Гришины волосы цвета воронова крыла разделял четкой ниточкой шикарный пробор по самой середине головы. Он глядел на смущенного Игоря, снисходительно и свысока улыбаясь. Потом сказал, чуть картавя и явно кому-то подражая в этой картавости:

– Здравствуйте, дорогой Игорь! Вы прибыли чертовски вовремя. Не сегодня-завтра артиллерия красных начнет бить по городу, и вы сможете увидеть хорошенький фейерверк!

– Где Дима, Гриша?

– Дома ваш Димочка, дома! Цел и невредим. И пока – свободный орел, не то что мы, грешные!

– Пока? Значит… его все-таки мобилизуют?!

– Все может быть. Город объявлен на осадном положении… Глаша! – приказал он хорошенькой горничной, с любопытством смотревшей на Игоря. – Пойдите к Дмитрию Сергеевичу и приведите его сюда. Только не говорите, что к нему брат приехал, скажите, что я прошу.

Горничная ушла.

Гриша помог Игорю снять шинель.

– Не беспокойтесь, пожалуйста, Гриша, я сам! – сказал Игорь, краснея. Он взял из Гришиных рук свою потасканную шинельку солдатского сукна и сам повесил ее на крюк. Ах, как неловко, как сиротливо чувствовал он себя сейчас в просторной прихожей богатой квартиры. Да еще этот Гришка торчит тут во всем его марковском великолепии! А на Игоре – старая гимназическая куртка, потертые брюки, заправленные в разбитые отцовские сапоги. Носки у них некрасиво загнулись кверху: сразу видно – не свои сапоги.
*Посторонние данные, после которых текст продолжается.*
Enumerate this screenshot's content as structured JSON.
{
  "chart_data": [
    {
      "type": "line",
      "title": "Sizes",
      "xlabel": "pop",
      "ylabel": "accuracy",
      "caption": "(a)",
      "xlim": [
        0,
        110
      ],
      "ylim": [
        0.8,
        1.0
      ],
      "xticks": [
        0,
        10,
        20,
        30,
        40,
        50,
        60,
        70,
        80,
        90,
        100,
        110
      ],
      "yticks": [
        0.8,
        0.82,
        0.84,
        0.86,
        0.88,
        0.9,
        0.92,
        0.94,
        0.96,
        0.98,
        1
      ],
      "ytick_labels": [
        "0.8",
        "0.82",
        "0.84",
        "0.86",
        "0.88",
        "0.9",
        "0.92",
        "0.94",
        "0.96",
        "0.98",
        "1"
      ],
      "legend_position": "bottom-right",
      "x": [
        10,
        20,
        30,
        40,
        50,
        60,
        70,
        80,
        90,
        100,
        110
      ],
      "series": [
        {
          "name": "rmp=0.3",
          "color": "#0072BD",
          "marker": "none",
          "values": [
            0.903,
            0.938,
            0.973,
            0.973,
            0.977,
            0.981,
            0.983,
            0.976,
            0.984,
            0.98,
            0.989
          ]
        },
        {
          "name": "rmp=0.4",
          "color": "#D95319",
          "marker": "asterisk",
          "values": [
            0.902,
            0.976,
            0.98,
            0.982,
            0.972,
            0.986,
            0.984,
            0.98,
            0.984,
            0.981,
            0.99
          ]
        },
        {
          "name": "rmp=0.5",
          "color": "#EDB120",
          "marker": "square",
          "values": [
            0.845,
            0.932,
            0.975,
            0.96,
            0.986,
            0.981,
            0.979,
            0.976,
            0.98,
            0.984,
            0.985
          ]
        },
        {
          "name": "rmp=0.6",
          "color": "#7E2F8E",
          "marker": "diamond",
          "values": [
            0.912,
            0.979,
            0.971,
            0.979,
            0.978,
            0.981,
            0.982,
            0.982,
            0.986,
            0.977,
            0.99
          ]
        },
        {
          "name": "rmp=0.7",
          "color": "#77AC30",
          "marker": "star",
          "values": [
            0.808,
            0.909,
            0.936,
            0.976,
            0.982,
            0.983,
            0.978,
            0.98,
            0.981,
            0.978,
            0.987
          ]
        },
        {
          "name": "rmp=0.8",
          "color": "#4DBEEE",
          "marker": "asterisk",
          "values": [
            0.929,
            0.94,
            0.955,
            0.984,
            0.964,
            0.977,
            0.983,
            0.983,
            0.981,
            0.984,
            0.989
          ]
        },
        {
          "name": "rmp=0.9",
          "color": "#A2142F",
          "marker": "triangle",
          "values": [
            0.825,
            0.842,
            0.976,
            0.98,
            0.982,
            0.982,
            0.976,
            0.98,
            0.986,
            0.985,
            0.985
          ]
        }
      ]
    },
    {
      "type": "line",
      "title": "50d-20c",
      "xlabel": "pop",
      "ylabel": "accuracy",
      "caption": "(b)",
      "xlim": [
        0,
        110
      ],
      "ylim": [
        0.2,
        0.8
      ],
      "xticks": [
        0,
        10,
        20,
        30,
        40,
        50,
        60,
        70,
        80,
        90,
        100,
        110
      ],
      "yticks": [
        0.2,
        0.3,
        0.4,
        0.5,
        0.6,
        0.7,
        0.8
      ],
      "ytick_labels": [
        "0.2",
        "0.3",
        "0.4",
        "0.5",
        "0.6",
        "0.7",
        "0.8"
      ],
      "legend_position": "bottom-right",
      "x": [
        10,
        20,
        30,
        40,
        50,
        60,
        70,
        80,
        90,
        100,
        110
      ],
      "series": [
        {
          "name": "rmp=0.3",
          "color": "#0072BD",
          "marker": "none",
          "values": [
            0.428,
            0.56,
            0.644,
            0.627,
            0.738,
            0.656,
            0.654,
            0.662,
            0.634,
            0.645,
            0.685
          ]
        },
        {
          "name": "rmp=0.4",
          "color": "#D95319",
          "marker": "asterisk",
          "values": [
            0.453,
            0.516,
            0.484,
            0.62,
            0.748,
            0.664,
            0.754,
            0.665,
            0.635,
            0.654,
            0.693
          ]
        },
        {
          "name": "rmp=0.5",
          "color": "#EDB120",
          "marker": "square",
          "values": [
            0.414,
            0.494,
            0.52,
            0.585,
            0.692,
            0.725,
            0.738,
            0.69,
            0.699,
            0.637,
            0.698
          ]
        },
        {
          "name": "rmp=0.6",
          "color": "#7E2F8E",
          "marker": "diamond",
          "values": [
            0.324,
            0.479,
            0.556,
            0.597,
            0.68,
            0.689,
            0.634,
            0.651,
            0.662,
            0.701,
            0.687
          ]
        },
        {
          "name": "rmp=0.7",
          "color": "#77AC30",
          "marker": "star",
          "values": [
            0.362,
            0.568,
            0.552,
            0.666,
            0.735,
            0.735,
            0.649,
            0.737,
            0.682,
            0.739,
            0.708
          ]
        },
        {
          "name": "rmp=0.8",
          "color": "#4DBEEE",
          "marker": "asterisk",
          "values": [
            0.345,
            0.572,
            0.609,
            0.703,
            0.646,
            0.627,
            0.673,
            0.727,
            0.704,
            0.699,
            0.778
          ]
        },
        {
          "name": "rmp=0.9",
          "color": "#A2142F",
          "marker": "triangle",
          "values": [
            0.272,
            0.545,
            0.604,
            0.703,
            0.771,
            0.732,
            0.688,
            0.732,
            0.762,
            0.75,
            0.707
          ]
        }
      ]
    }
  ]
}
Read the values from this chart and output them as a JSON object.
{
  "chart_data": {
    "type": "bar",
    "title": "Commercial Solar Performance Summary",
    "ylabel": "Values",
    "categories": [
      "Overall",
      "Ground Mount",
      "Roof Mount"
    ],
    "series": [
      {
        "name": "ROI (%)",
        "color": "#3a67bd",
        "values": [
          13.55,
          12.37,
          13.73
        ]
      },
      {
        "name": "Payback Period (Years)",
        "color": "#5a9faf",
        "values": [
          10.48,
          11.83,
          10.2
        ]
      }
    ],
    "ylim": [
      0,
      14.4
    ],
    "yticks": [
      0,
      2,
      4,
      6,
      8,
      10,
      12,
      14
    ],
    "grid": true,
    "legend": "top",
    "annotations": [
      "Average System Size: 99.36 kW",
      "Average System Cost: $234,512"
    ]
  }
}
В прихожую, тасуя на ходу колоду карт, вошел бледный юноша в черном кадетском мундире с красным воротником, но с черными марковскими, такими же, как у Гриши, погонами вольноопределяющегося и сказал с той же капризной картавостью:

– В чем дело, Гриша? Я вас жду!

– Познакомьтесь! – сказал Гриша Чистов. – Вольноопределяющийся Юрий Балкович, Игорь Ступин – брат Димы.

Кадет молча кивнул. Руки не подал. Узкое лицо с бледным узким лбом. Глаза синие, холодные, длинного разреза, тонкий нос. Кадет был красив, но выражение надменной презрительности, застывшее на этом красивом лице, портило его. Когда, кивнув Игорю, он повернулся к нему в профиль, Игорю вдруг показалось, что в прихожей стоит бледный худой старичок в кадетском мундирчике.

Наконец Игорь услышал знакомые быстрые шаги. Дима! Да, это был он! В полувоенном темно-зеленом костюме, в гимнастерке и галифе. Белокурый хохолок над чистым, высоким, выпуклым лбом. Серые, какие-то младенчески круглые глаза. И глядят они на мир тоже по-детски – пытливо и чуть удивленно.

– Игорь?! Откуда ты… сумасшедший?!

– Я прямо с поезда!.. Меня мама к тебе послала!

Братья обменялись рукопожатиями. Потом неловко, стесняясь этого, потянулись друг к другу и поцеловались.

– Вот что, братики! – предложил им Гриша Чистов. – Вы идите к Диме в комнату и поговорите. Папа скоро освободится. А мы с Юрой пока доиграем партию. Сдача моя, Юра!